Talisman Energy is no more after its new owners Repsol canned the name. The Canadian company will now be known as Repsol Oil & Gas Canada Inc. following the Spanish major’s purchase of Talisman in a $8.3 billion deal in February 2015. Repsol said the name change does not create any new legal entities or effect any existing agreements or oil and gas licences.

Subsea UK said that two new board members were appointed and seven were reelected on a members’ ballot at the subsea supply chain organisation’s annual general meeting. Cameron Mitchell, technical disciplines assurance manager for Shell UK, and Mark Richardson, projects group manager for Apache North Sea, joined the board. Matt Corbin of Aker Solutions, Peter Blake of Chevron, David Sheret of Bibby Offshore, Brian Green of Severn Subsea Technologies, Geoff Lyons of BPP-Tech, Ian Mitchell of BP and Tim Sheehan of Ashtead Technology were reelected. They will all serve on the 2016-2017 term.
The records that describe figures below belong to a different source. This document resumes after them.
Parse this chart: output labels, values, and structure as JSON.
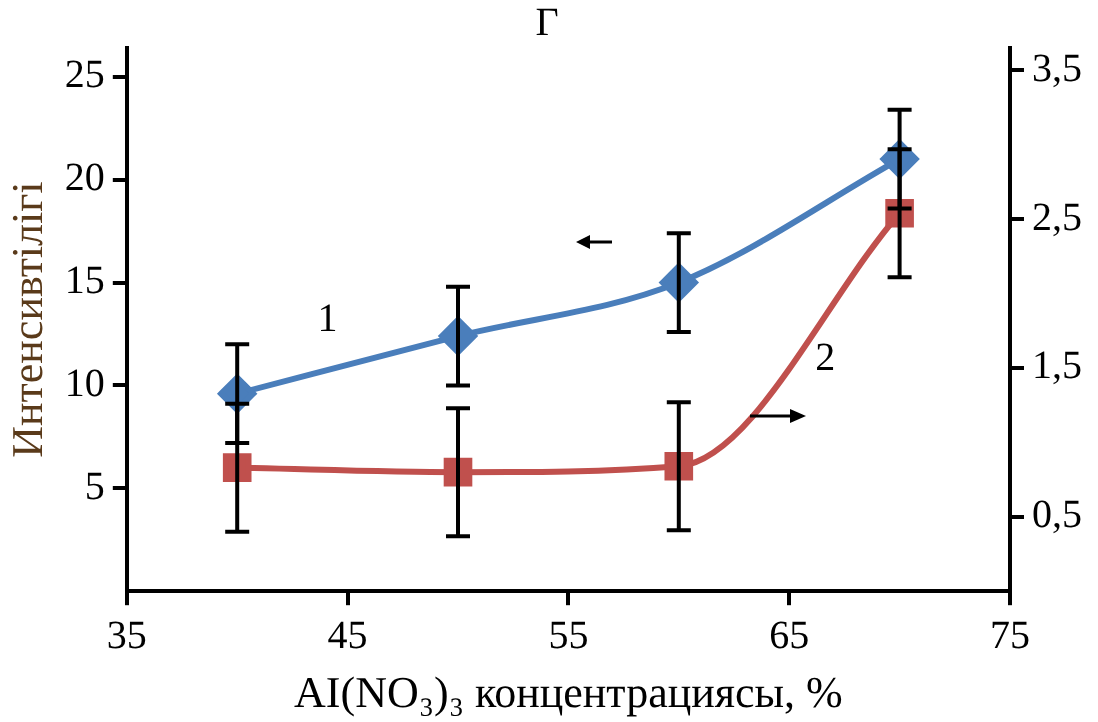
{
  "chart_data": {
    "type": "line",
    "title": "Г",
    "xlabel": "AI(NO₃)₃ концентрациясы, %",
    "ylabel": "Интенсивтілігі",
    "xlim": [
      35,
      75
    ],
    "xticks": [
      35,
      45,
      55,
      65,
      75
    ],
    "ylim": [
      0,
      26.4
    ],
    "yticks": [
      5,
      10,
      15,
      20,
      25
    ],
    "y2lim": [
      0,
      3.65
    ],
    "y2ticks": [
      {
        "value": 0.5,
        "label": "0,5"
      },
      {
        "value": 1.5,
        "label": "1,5"
      },
      {
        "value": 2.5,
        "label": "2,5"
      },
      {
        "value": 3.5,
        "label": "3,5"
      }
    ],
    "x": [
      40,
      50,
      60,
      70
    ],
    "series": [
      {
        "name": "1",
        "color": "#4a7ebb",
        "marker": "diamond",
        "values": [
          9.6,
          12.4,
          15.0,
          21.0
        ],
        "errors": [
          2.4,
          2.4,
          2.4,
          2.4
        ]
      },
      {
        "name": "2",
        "color": "#c0504d",
        "marker": "square",
        "axis": "y2",
        "values": [
          0.83,
          0.8,
          0.84,
          2.54
        ],
        "errors": [
          0.43,
          0.43,
          0.43,
          0.43
        ]
      }
    ],
    "grid": false,
    "legend": false,
    "line_style": "solid"
  }
}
Due to weak market conditions, seismic specialist TGS said it expects multi-client investments of about $220 million in 2016.

Robert Hobbs, CEO of TGS, said, “TGS' 2016 operational multi-client investments will be reduced by more than 50% compared to 2015. This is partly a result of lower cost of acquiring seismic data as average vessel day rates will be substantially lower than in 2015.

“Furthermore, the activity level will be reduced as oil companies have become less willing to prefund new surveys.”